Common Hemp Crop Pests
Aphids are found on the bottom of leaves and/or stems and they can can grow into large colonies. They tend to have a mouthpiece that sucks away by puncturing the plant tissue and digging away at the sap. In doing so, the leaves start to turn yellow and become dry.
In some cases, there will be droppings that are going to appear, which can lead to different diseases. To avoid this issue, it's best to keep everything as clean as possible around the area.
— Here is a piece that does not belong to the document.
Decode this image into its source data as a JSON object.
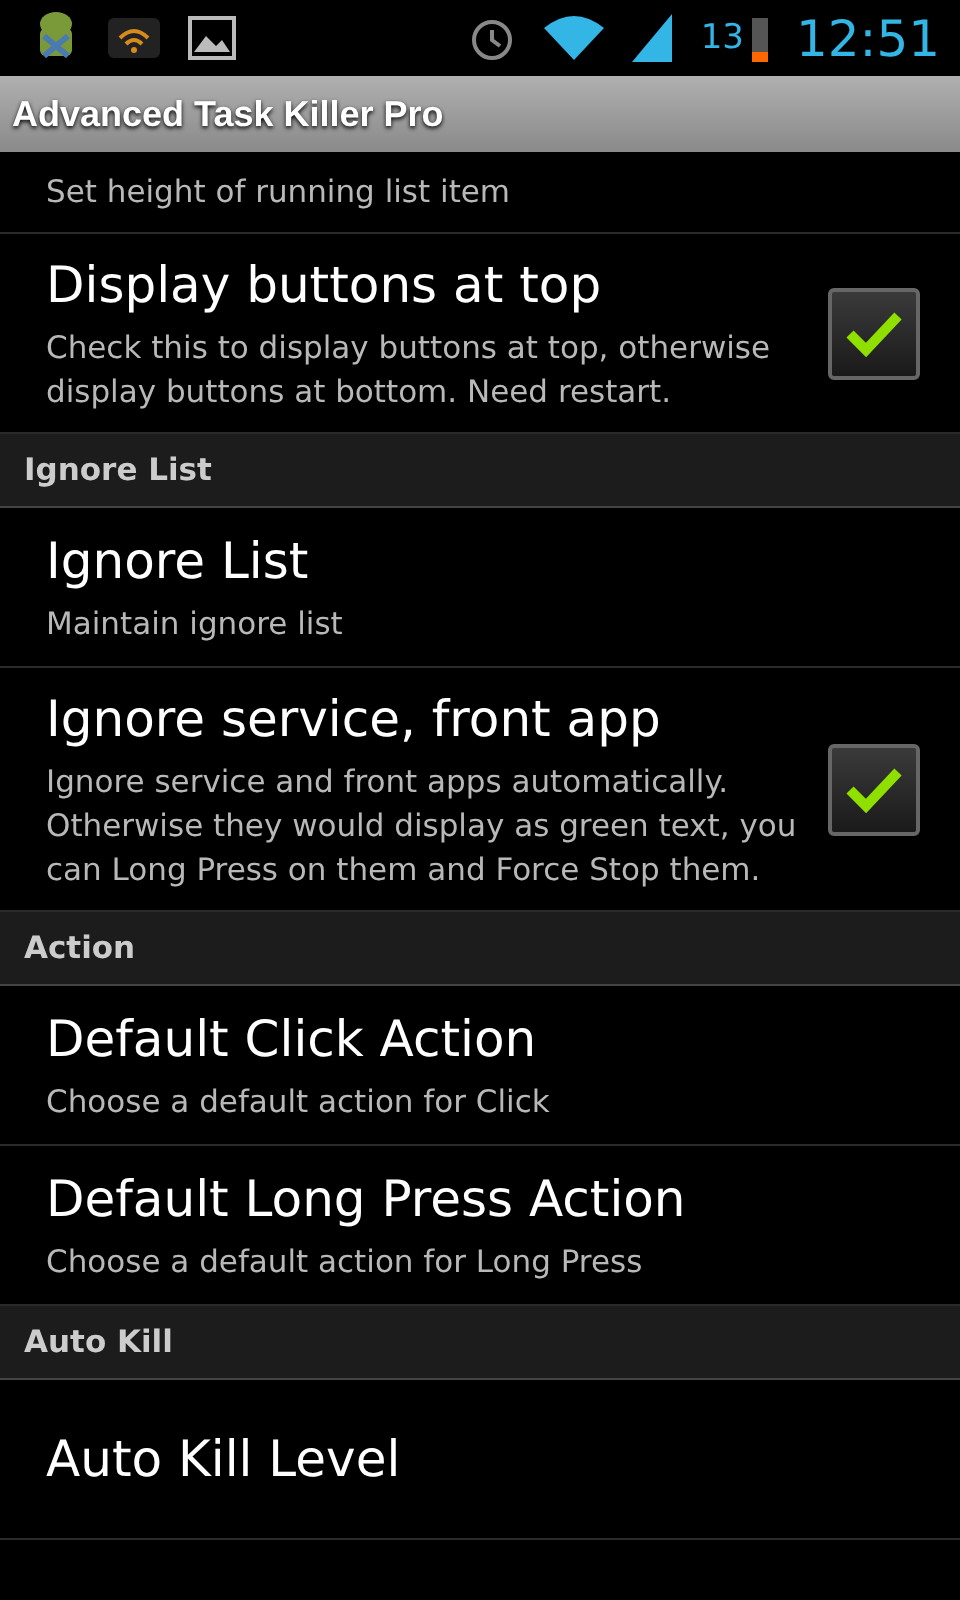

With the Bertha Armyworm, most of the damage is done by the larvae as they feed on hemp. As the winter months come around, Bertha Armyworms tend to remain in the soil. However, it is sometime in the middle of the grow when the moths start to appear and lay eggs close to the plan. They want to have the eggs near these plants, so the larvae can feed on the host plant. This ends up damaging the hemp over time. When the larvae mature, they'll continue to go through their life cycle.
Depending on how cold the winters are, their populations will generally remain on the lower end. Hemp can withstand a large number of Bertha Armyworms without breaking down but additional studies have to be done on this particular issue.
A variety of birds tend to fly near hemp crops and these can include blackbirds, doves, sparrows, and starlings to name a few. As soon as the hemp begins to harvest, these birds will start flocking in the area and can do some bit of damage to the crop. This has a lot to do with them needing food and they will also want a place to perch. Most studies show these birds prefer staying close to the hemp field as it is easy to get at the seeds when they are looking to eat.
Birds will also leave droppings on the hemp head during the feeding process, which can contaminate the plant. This becomes a problem when the hemp grain isn't regulated. The contaminants can vary including molds and even E.coil or Staphylococcus.
With cutworms, hemp production tends to get hampered in certain regions during the spring. This is a spring pest, so the cutworms' activity level goes through the roof during this period. They tend to remain in small subsections of the field rather than covering every inch.
Deer may be seen around hemp as they look to feed or graze in the area. They will only go for the top part of the plant without compromising the root. As a result, the stalk can branch and produce a plant that has multiple stalks. They might be smaller in size but they can still be manageable when it is time to harvest.
European Corn Borer
With the European Corn Borer, the level of impact on hemp depends on how close it is grown to corn. The corn borer tends to change to a pupa in the spring, which is when the conditions improve. As it turns into a moth during the end of May, additional eggs are laid around hemp. The moth looks for the right plant host and hemp tends to be one. This is when damage is done to the hemp because the larva goes through the hemp stalk and feeds in the middle. This can have a serious impact on the hemp stalk and how it grows.
Grasshoppers have been seen in certain areas, especially where grasshopper populations are common such as dry regions. If crops are grown in those areas, grasshoppers can have an impact on the crop and how well it grows. In most cases, the crop tends to outgrow any signs of infestation. Most grasshoppers focus their attention on the outside leaves. If there is a higher number of grasshoppers present then this can lead to the bract getting damaged during the development phase of the seed. This is when the crop is hampered and the yield is impacted. It's important to keep an eye out for this along the edges.
On average, grasshoppers can end up eating around 30-100 mg of plant material per day. It's important to note a grasshopper's life cycle begins during the autumn months as the female deposits eggs in an egg pod. As soon as the embryos start developing later in the winter/spring, the hatching starts around may. This is when nymphs are produced (grasshoppers minus the wings). These nymphs will go through several growth stages before turning into adult grasshoppers. Once they have wings, they can fly around and cover quite a bit of ground. This is when they do the most damage.
Lygus Plant Bugs
With Lygus Plant Bugs, they tend to be seen around the vegetable, canola, and alfalfa crops. They will look to suck at the hemp by puncturing the plant. When there are higher numbers around, they can do quite a bit of damage to the bracts. Since they tend to puncture the plant using their mouthpiece, it can also lead to diseases such as Aster Yellows.
These are known for having a shield and will often keep other insects away. However, they will also look to get to the sap in the leaves by piercing the plant tissues. They will also excrete the sap which can lead to fungus such as sooty mold. When this happens, it is important to remove the affected part as soon as possible.
Stink bugs are known to have a particular smell to them and can be seen in hemp fields as harvest season approaches. They will begin to suck away at the plant looking for juice, which can damage the hemp seed head. This has a major impact on the bracts, which ensures the seeds don't develop as well as they need to. However, stink bugs tend to remain focused on certain areas of the field.